O conto A Fera trata de bullying. Na desgraça de uma escola pública brasileira, com diretores e empregados que não estão "nem aí" para os alunos, Serginho passa pelos piores momentos da sua vida nas mãos de Renato, o típico valentão. Quando o último ato de Renato supera todos os limites, Serginho explode e se vinga usando A Fera - um revólver de seu pai. Já repeti isso algumas vezes nessa resenha, mas, mais uma vez a realidade do texto é palpável. Tudo o que acontece com o personagem é passado objetivamente para os leitores, a melancolia de Serginho de espalha pelas páginas e o final surpreendente do texto dá um gancho para uma continuação.

Outro conto longo. A Expressão da Desgraça conta a história de um grupo de cinco amigos típicos entre os anos 80 e 90, que falam palavrões e fazem piadas com as mães uns dos outros que me fez lembrar fãs de blink -182. Aliás, o texto faz muitas relações com algumas bandas, principalmente Guns N' Roses e Black Sabbath - além de uma leve menção ao Nirvana. É um texto coeso, no qual os amigos, para se divertirem num tempo em que não havia quase nada para que se divertissem, davam missões uns aos outros, até que, sem pensar nas consequências já conhecidas por eles, uma dessas missões passa dos limites e o resultado é mostrado ao fim do livro.

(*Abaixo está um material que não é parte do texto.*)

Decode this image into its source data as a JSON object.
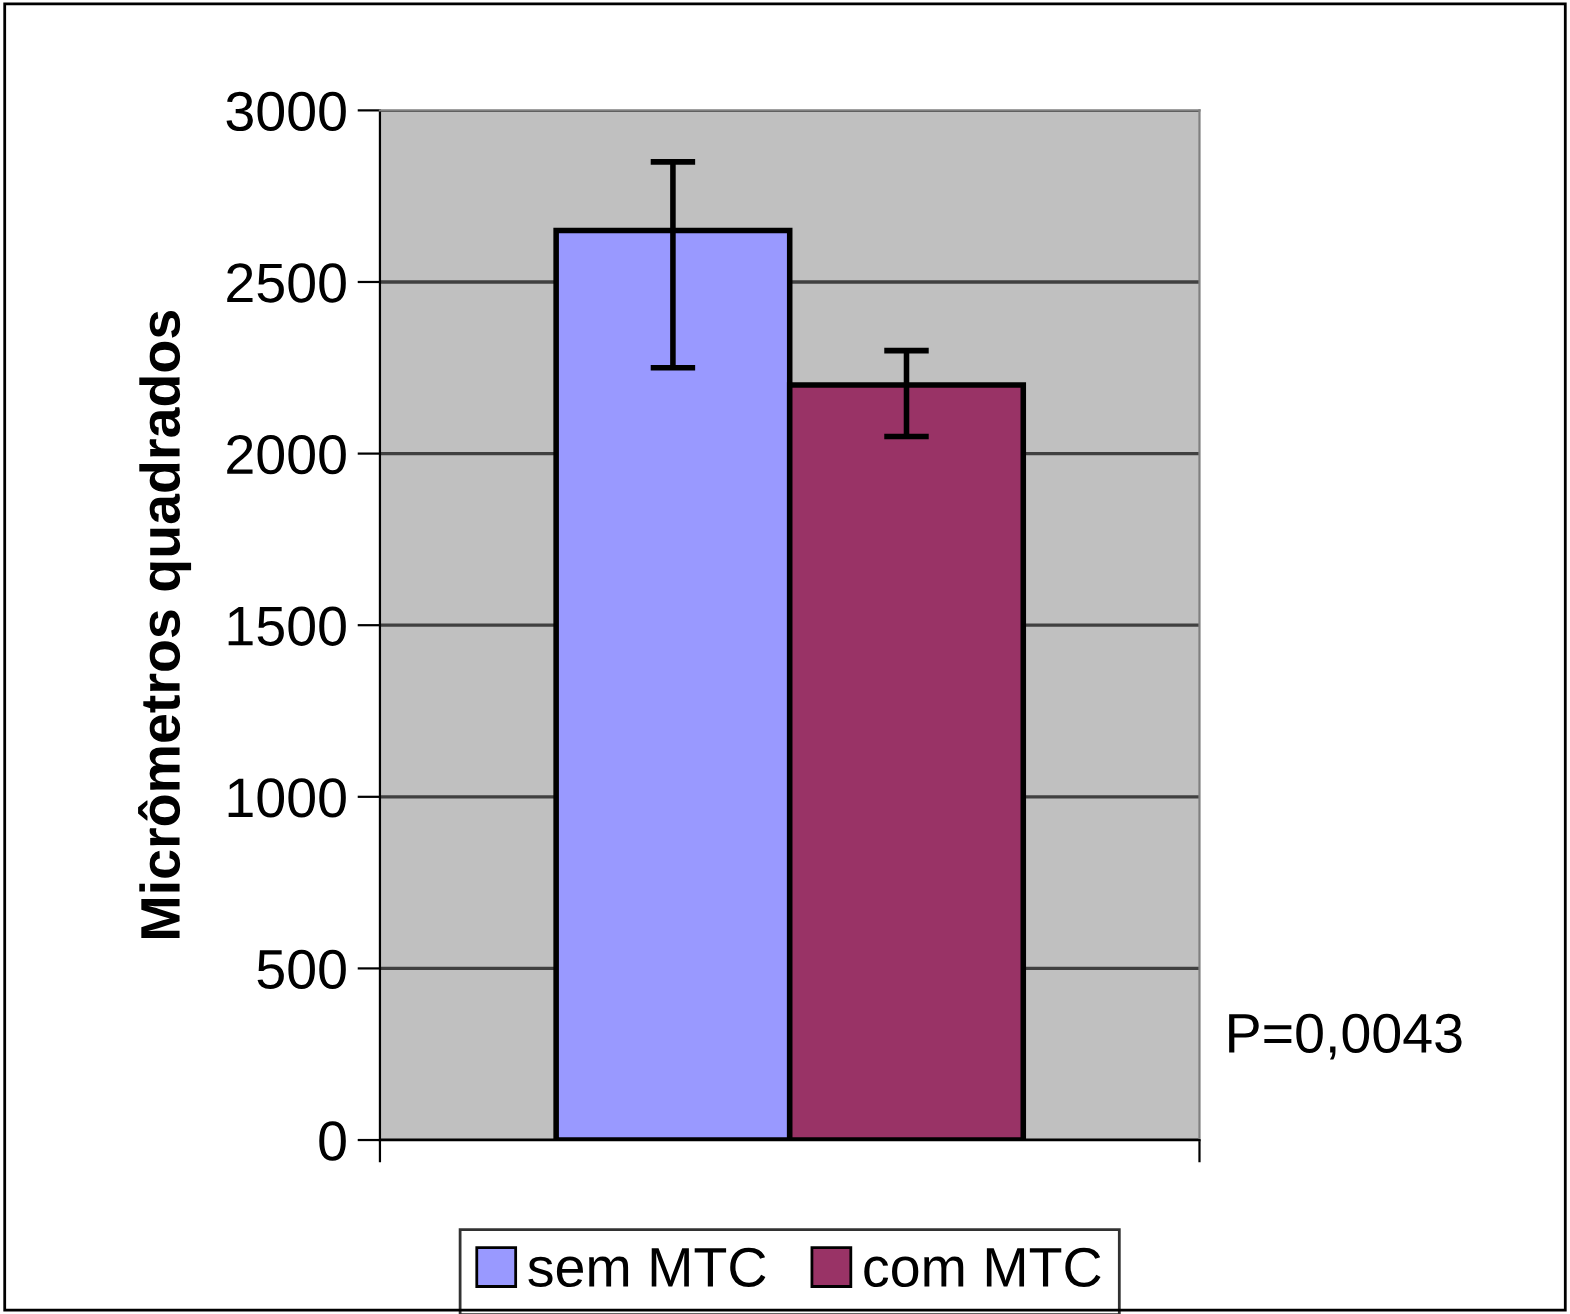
{
  "chart_data": {
    "type": "bar",
    "ylabel": "Micrômetros quadrados",
    "categories": [
      null
    ],
    "series": [
      {
        "name": "sem MTC",
        "color": "#9999ff",
        "values": [
          2650
        ],
        "errors": [
          [
            2250,
            2850
          ]
        ]
      },
      {
        "name": "com MTC",
        "color": "#993366",
        "values": [
          2200
        ],
        "errors": [
          [
            2050,
            2300
          ]
        ]
      }
    ],
    "ylim": [
      0,
      3000
    ],
    "yticks": [
      0,
      500,
      1000,
      1500,
      2000,
      2500,
      3000
    ],
    "grid": "y",
    "legend": "bottom",
    "annotations": [
      "P=0,0043"
    ]
  }
}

Justa Causa é o último e mais curto conto do livro. Percebi uma pequena relação dele com o Melhor do Contrato e A Fera. É o relato de um dos trabalhadores do diabo, o que perverte os outros para o seu caminho. Foi um bom fechamento para o livro, em ritmo mais lento, mas cheio de significados.

Senti falta de uma ou duas vírgulas, e em algumas situações achei que faltou o acento grave. Tive a impressão de, em uma situação, ter percebido a utilização indevida da palavra "onde". Além disso, algumas palavras foram "comidas", não apareceram no texto, talvez com a empolgação da fluência na escrita, o autor tenha deixado esse fato despercebido. Nada que, para o leitor atento, estrague o ritmo de leitura ou deturpe o sentido da frase.

O que mais me impressiona no autor é a completa falta de receio - ou até mesmo de puder - na descrição dos fatos. Mortes e assassinatos são apresentados com uma precisão absurdamente sádica, sem nojinho de personagem desmaiar para que a morte não seja mostrada, tampouco se utiliza de eufemismos para a leitura ficar mais acessível. Como o autor diz no início e eu repito agora, César Bravo não é para quem tem estômago fraco!

César Bravo é um MONSTRO da literatura de terror e um MONSTRO da nova literatura brasileira, e tenho poucas dúvidas de que em pouco tempo ele estará entre os principais escritores nacionais. Competência ele tem, sem dúvida. Posso dizer aqui, com completa honestidade e segurança que Pagamento Cigano é um dos melhores contos que já li na minha vida.

Tenho a honra de ter esse autor como meu parceiro. Sucesso, César. Competência você tem.